J’ai pour cela souhaité que l’une des commissions thématiques du Comité de filière Tourisme soit dédiée au tourisme durable. J’en ai confié la présidence à Nicolas Dayot, président de la FNHPA. Elle a beaucoup travaillé tout au long de ces derniers mois et nous guidera utilement dans nos prochaines actions.
Ce même attachement du Gouvernement à promouvoir le tourisme durable s’est aussi concrétisé par la création, dans le cadre du plan de relance de septembre dernier, d’un fonds de soutien au tourisme durable doté de 50M€, avec pour objectif d’accompagner les restaurants et les établissements d’hébergement dans l’évolution de leurs pratiques et l’adaptation de leurs équipements et appuyer le développement du slow tourisme. Les appels à projets seront publiés très prochainement et j’invite les acteurs locaux à mettre l’imagination au pouvoir !
Le plan d’investissement pour la montagne que j’évoquais, et qui devrait être présenté par le Premier ministre en mai prochain à l’occasion d’un Comité interministériel du tourisme de montagne, fera aussi de la diversification des activités touristiques et de leur transition vers des modèles plus durables ses priorités.
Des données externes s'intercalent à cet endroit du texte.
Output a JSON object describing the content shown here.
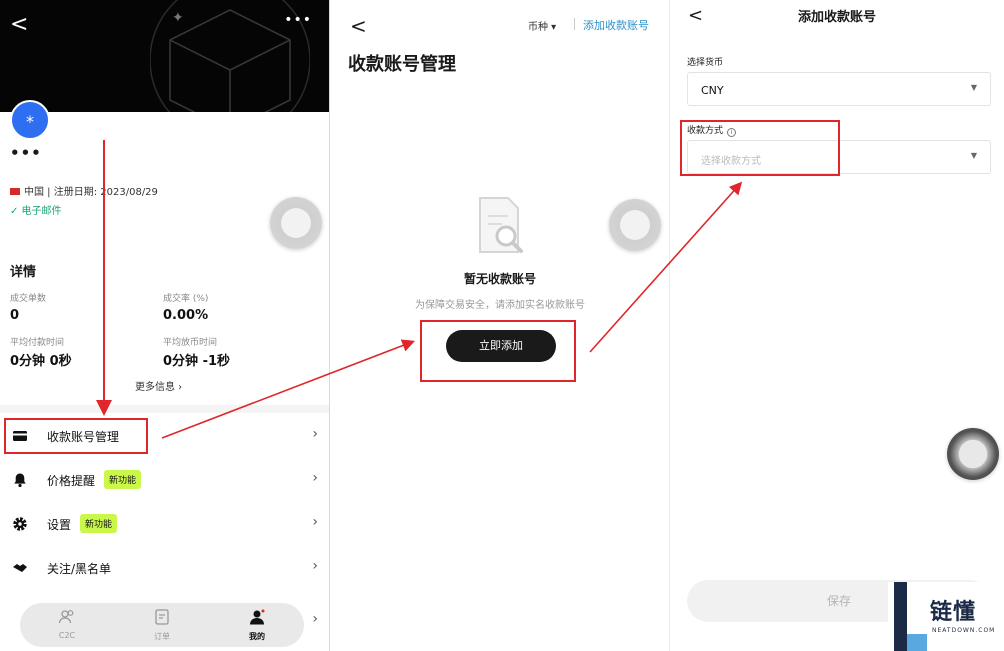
{
  "panel1": {
    "back_glyph": "<",
    "more_glyph": "•••",
    "avatar_glyph": "*",
    "username": "•••",
    "region_registration": "中国 | 注册日期: 2023/08/29",
    "email_verified": "✓ 电子邮件",
    "details_heading": "详情",
    "stats": [
      {
        "label": "成交单数",
        "value": "0"
      },
      {
        "label": "成交率 (%)",
        "value": "0.00%"
      },
      {
        "label": "平均付款时间",
        "value": "0分钟 0秒"
      },
      {
        "label": "平均放币时间",
        "value": "0分钟 -1秒"
      }
    ],
    "more_info": "更多信息 ›",
    "menu": [
      {
        "label": "收款账号管理",
        "icon": "card-icon",
        "badge": ""
      },
      {
        "label": "价格提醒",
        "icon": "bell-icon",
        "badge": "新功能"
      },
      {
        "label": "设置",
        "icon": "gear-icon",
        "badge": "新功能"
      },
      {
        "label": "关注/黑名单",
        "icon": "handshake-icon",
        "badge": ""
      }
    ],
    "chevron": "›",
    "bottom_nav": [
      {
        "label": "C2C",
        "icon": "users-icon"
      },
      {
        "label": "订单",
        "icon": "orders-icon"
      },
      {
        "label": "我的",
        "icon": "profile-icon"
      }
    ]
  },
  "panel2": {
    "back_glyph": "<",
    "currency_filter": "币种 ▾",
    "add_account_link": "添加收款账号",
    "title": "收款账号管理",
    "empty_title": "暂无收款账号",
    "empty_subtitle": "为保障交易安全，请添加实名收款账号",
    "add_now_button": "立即添加"
  },
  "panel3": {
    "back_glyph": "<",
    "title": "添加收款账号",
    "currency_label": "选择货币",
    "currency_value": "CNY",
    "method_label": "收款方式",
    "method_info": "i",
    "method_placeholder": "选择收款方式",
    "caret": "▼",
    "save_button": "保存"
  },
  "watermark": {
    "letter": "L",
    "name": "链懂",
    "site": "NEATDOWN.COM"
  },
  "colors": {
    "accent_link": "#2c8fc7",
    "badge_new": "#c9f74a",
    "annotation_red": "#e0262a",
    "verified_green": "#1aa37a",
    "avatar_blue": "#2d6ff0"
  }
}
Vous le voyez, nous croyons en ces évolutions parce qu’elles répondent à des attentes fortes. Elles doivent devenir un marqueur de notre offre. C’est en poursuivant sur cette voie du tourisme responsable que nous saurons aussi faire la différence avec nos concurrents et nous renforcerons durablement l’attractivité du tourisme bleu-blanc-rouge.